The Michael J. Fox Foundation has announced a new $6 million effort to investigate the causes of Parkinson's disease.
The multi-team initiative, PATH to PD, is focused on identifying molecular/cellular events that may play a role in the onset and progression of PD, whether in the presence of environmental exposures, genetic factors, or aging. To date, PD researchers have learned that Parkinson's arises from multiple, complicated gene-environment interactions. According to the foundation, the past two decades have seen substantial growth in understanding of the disease and a strong appreciation of the role of genetics and the cellular pathways they influence. The emerging research picture of Parkinson's is that of a vast, interwoven network culminating in a disease with great variability in cause, rates of progression, symptomology, and treatment responses.
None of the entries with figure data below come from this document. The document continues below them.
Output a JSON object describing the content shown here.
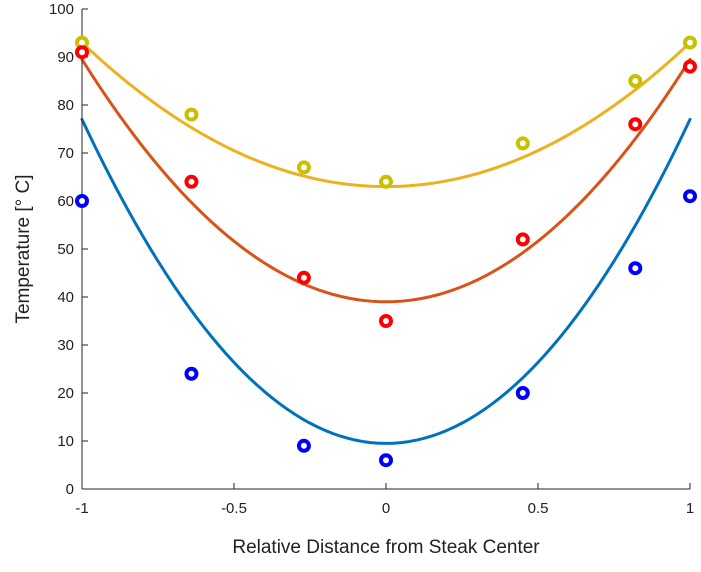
{
  "chart_data": {
    "type": "scatter",
    "title": "",
    "xlabel": "Relative Distance from Steak Center",
    "ylabel": "Temperature [° C]",
    "xlim": [
      -1,
      1
    ],
    "ylim": [
      0,
      100
    ],
    "xticks": [
      -1,
      -0.5,
      0,
      0.5,
      1
    ],
    "xtick_labels": [
      "-1",
      "-0.5",
      "0",
      "0.5",
      "1"
    ],
    "yticks": [
      0,
      10,
      20,
      30,
      40,
      50,
      60,
      70,
      80,
      90,
      100
    ],
    "ytick_labels": [
      "0",
      "10",
      "20",
      "30",
      "40",
      "50",
      "60",
      "70",
      "80",
      "90",
      "100"
    ],
    "grid": false,
    "legend": "none",
    "series": [
      {
        "marker_color": "#c8c000",
        "line_color": "#edb120",
        "points": {
          "x": [
            -1,
            -0.64,
            -0.27,
            0,
            0.45,
            0.82,
            1
          ],
          "y": [
            93,
            78,
            67,
            64,
            72,
            85,
            93
          ]
        },
        "fit": {
          "type": "quadratic",
          "coefficients": [
            30,
            0,
            63
          ]
        }
      },
      {
        "marker_color": "#ff0000",
        "line_color": "#d95319",
        "points": {
          "x": [
            -1,
            -0.64,
            -0.27,
            0,
            0.45,
            0.82,
            1
          ],
          "y": [
            91,
            64,
            44,
            35,
            52,
            76,
            88
          ]
        },
        "fit": {
          "type": "quadratic",
          "coefficients": [
            50.5,
            0,
            39
          ]
        }
      },
      {
        "marker_color": "#0000ff",
        "line_color": "#0072bd",
        "points": {
          "x": [
            -1,
            -0.64,
            -0.27,
            0,
            0.45,
            0.82,
            1
          ],
          "y": [
            60,
            24,
            9,
            6,
            20,
            46,
            61
          ]
        },
        "fit": {
          "type": "quadratic",
          "coefficients": [
            67.5,
            0,
            9.5
          ]
        }
      }
    ]
  }
}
Through the initiative, three research teams will receive $2 million each over two years to conduct holistic investigations of the nexus of genetics, environment, and aging. The Environmental and Genetic Mechanisms of Parkinson's team will seek links between environmental and genetic triggers of disease through investigations of the mechanisms by which neurotoxins cause neurodegeneration and how these pathways interact with known genetic factors such as LRRK2, a leading genetic cause of PD. The Foundational Data Initiative will grow nerve cells and use advanced "omics" techniques (genomics, proteomics, metabolomics) to map how various genetic changes lead to cellular and molecular changes associated with PD. And the Aging and Parkinson's Disease team will investigate how cellular aging and related DNA and mitochondrial damage contributes to neurodegeneration.
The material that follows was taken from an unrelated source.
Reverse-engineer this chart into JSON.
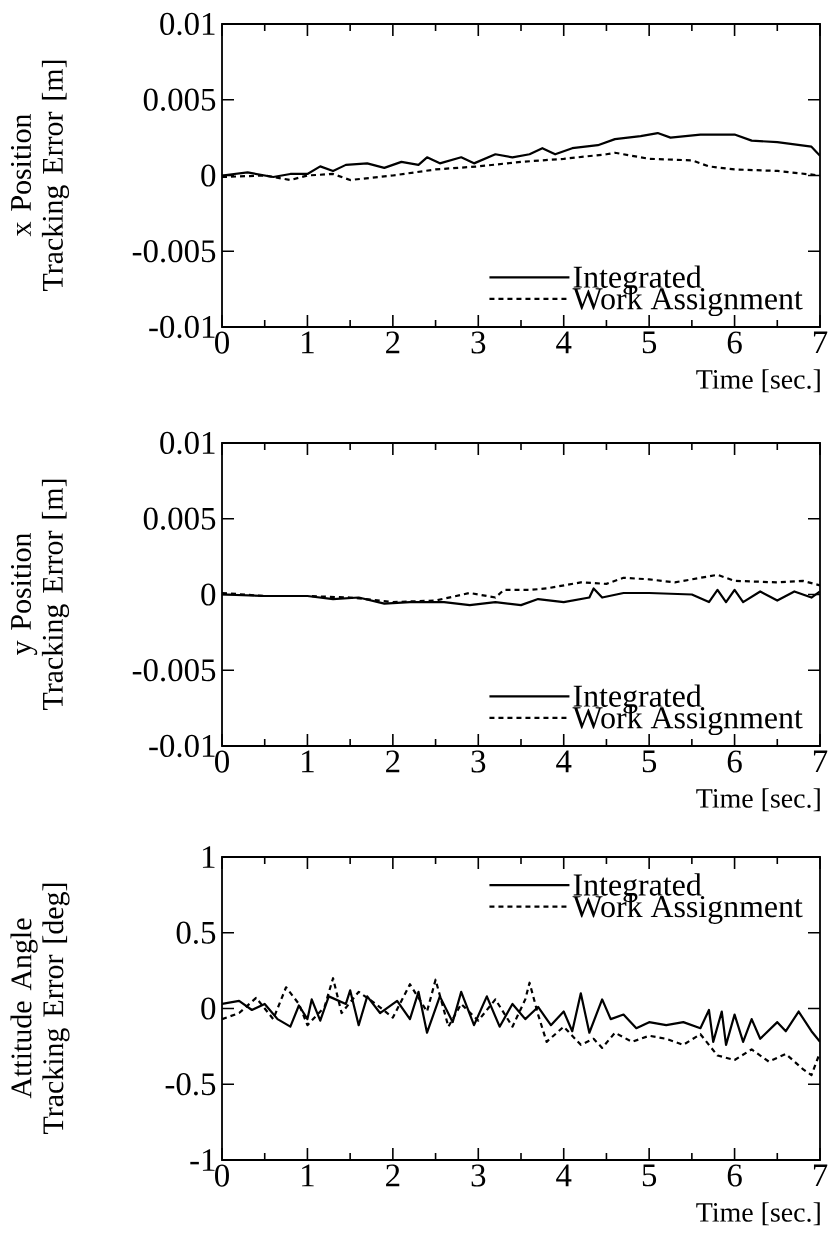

"The vast diversity of pathways implicated in Parkinson's pathology to date indicates that multiple physiological routes can lead to PD, and these routes may intersect or be temporally dependent," said MJFF chief executive Todd Sherer. "Through PATH to PD, our foundation aims to encourage researchers to bring a holistic new approach to bear on refining today's understanding of what Parkinson's is — so that we can better strategize how to slow or stop the disease."